Since COVID-19 lockdowns and subsequent cost increases, the communities we partner with are becoming increasingly concerned and asking for garden supplies more often. They want us to extend the size of the edible gardens in their communities so they have enough to eat. Hungry children often pick food from the garden on their way to school classrooms.

EON Foundation has contributed in good faith to many government inquiries on food insecurity and high prices in remote communities, with a plethora of recommendations, but we have seen very little action.

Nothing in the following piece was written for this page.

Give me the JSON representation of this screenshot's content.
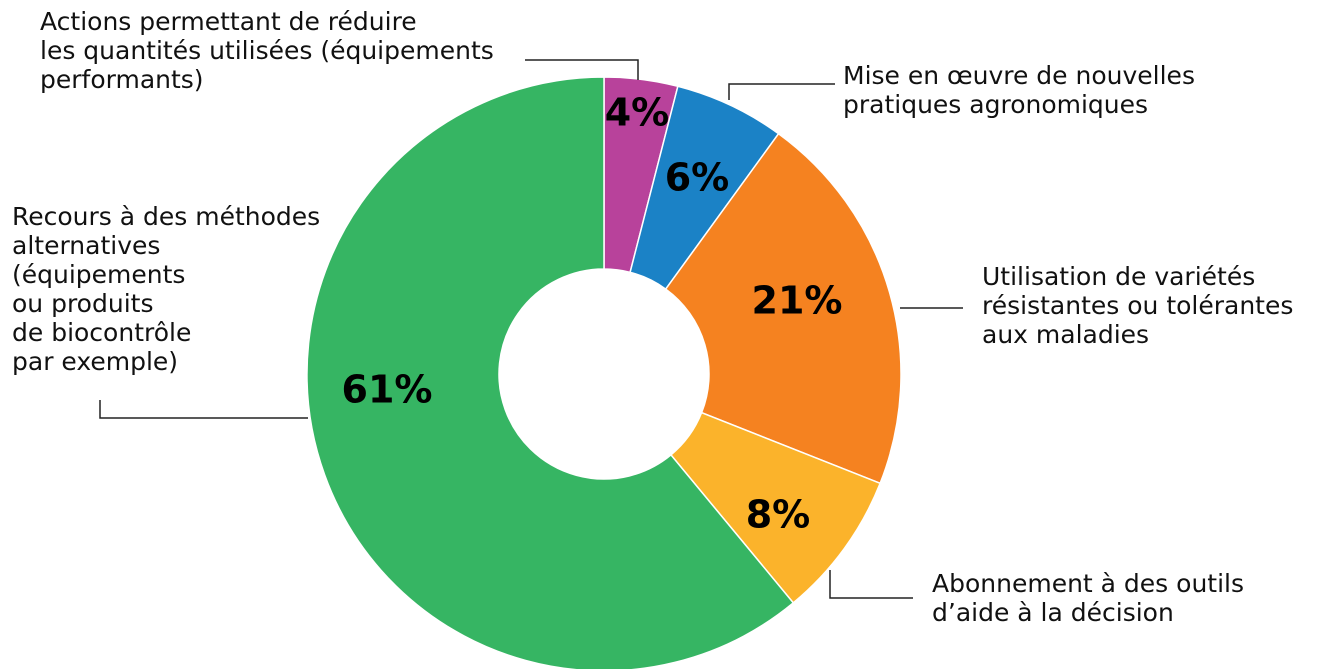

Caroline de Mori, founder and director of not-for-profit organisation EON Foundation.
Camera IconCaroline de Mori, founder and director of not-for-profit organisation EON Foundation. Credit: Supplied/Caroline de Mori/TheWest

The cost to all Australians of treating the poor health and disease caused by food insecurity is much higher than that of proactive and proven initiatives such as our Thriving Communities program.

Running successful programs in regional and remote communities and what the people in those communities know works for them is generally out-of-sight and out-of-mind for decision-makers.

Our work has always been designed, tailored and implemented in genuine partnership with community members who want the tools and power to make changes in their daily lives. They know they are dying way too young.

We have been successfully implementing our much-loved and welcomed solution across remote communities for the past 16 years.

Our long-term partnership of growing, harvesting, cooking, teaching, training and most importantly eating fresh food is a grassroots, early intervention program that is tailored to community life.

With our guidance, the communities produce a free and sustainable source of fresh food and we teach everyone from pre-schoolers to elders the link between better nutrition and better health, with the tools and fresh food to actually implement it.

Independent evaluation shows our program increases school attendance, builds confidence and skills, feeds hungry people with nutritious food, creates jobs, enhances school curriculums, improves student behaviour and creates purpose.

We can literally change the course of a child’s life by giving them the nutrition they need to be well, develop, succeed at school, engage in training and education, undertake meaningful employment and become strong family members and leaders.

Surely, that’s the very least they deserve, and if we’re going to close the gap it’s imperative.